C. Riley Snorton, Professor of English Language and Literature, is jointly appointed in the department and the Center for Gender and Sexuality Studies. Snorton is a cultural theorist who focuses on racial, sexual and transgender histories and cultural productions. He is the author of Nobody Is Supposed to Know: Black Sexuality on the Down Low (University of Minnesota Press, 2014) and Black on Both Sides: A Racial History of Trans Identity (University of Minnesota Press, 2017), winner of the John Boswell Prize from the American Historical Association, the William Sanders Scarborough Prize from the Modern Language Association, the Lambda Literary Award for Transgender Nonfiction, the Sylvia Rivera Award in Transgender Studies from the Center for Lesbian and Gay Studies, and an honorable mention from the American Library Association Stonewall Book Award Committee. Snorton is also the co-editor of Saturation: Race, Art and the Circulation of Value (MIT Press/New Museum, 2020).

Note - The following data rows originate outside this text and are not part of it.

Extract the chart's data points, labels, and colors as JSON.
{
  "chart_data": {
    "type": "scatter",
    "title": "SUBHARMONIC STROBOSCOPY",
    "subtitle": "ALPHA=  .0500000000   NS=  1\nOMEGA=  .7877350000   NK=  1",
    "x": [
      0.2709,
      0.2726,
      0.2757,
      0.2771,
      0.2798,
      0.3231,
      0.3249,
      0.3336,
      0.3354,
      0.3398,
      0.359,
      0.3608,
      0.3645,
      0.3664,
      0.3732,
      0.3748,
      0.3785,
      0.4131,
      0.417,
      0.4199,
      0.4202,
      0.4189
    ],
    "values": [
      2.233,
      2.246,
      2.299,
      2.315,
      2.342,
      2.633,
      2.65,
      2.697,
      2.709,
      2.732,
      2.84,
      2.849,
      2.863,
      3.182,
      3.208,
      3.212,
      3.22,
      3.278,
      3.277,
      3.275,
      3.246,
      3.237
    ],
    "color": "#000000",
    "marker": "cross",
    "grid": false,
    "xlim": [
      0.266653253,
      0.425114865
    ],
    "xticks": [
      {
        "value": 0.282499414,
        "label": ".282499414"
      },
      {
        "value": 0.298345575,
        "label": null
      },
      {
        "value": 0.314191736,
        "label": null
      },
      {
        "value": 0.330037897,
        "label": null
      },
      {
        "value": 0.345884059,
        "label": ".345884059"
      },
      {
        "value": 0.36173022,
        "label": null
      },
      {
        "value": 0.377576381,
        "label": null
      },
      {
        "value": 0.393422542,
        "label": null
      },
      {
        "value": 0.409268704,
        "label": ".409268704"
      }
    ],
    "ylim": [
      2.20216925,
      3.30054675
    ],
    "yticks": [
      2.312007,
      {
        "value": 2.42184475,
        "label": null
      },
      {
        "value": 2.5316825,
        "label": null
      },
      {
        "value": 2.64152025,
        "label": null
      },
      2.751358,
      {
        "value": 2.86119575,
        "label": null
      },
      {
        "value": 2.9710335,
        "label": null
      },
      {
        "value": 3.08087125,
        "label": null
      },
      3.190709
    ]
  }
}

Snorton’s next monograph, tentatively titled Mud: Ecologies of Racial Meaning examines the constitutive presence of swamps to racial practices and formations in the Americas. Currently, he is coediting The Flesh of the Matter: A Hortense Spillers Reader (forthcoming). He is the co-editor of GLQ: A Journal of Gay and Lesbian Studies (Duke University Press). He has also coedited several special issues of journals, including “Blackness” for Transgender Studies Quarterly (2017), “The Queerness of Hip Hop / the Hip Hop of Queerness” for Palimpsest: A Journal on Women, Gender, and the Black International (2013), and “Media Reform” for the International Journal of Communication.
Snorton has been a recipient of a National Endowment for the Humanities fellowship at the New York Public Library’s Schomburg Center for Research in Black Culture, an Andrew W. Mellon postdoctoral fellowship at Pomona College, and two fellowships at Harvard’s W.E.B. Du Bois Institute for African and African American Research. He received his PhD from the University of Pennsylvania Annenberg School for Communication with graduate certificates in Africana studies and women, gender, and sexuality studies.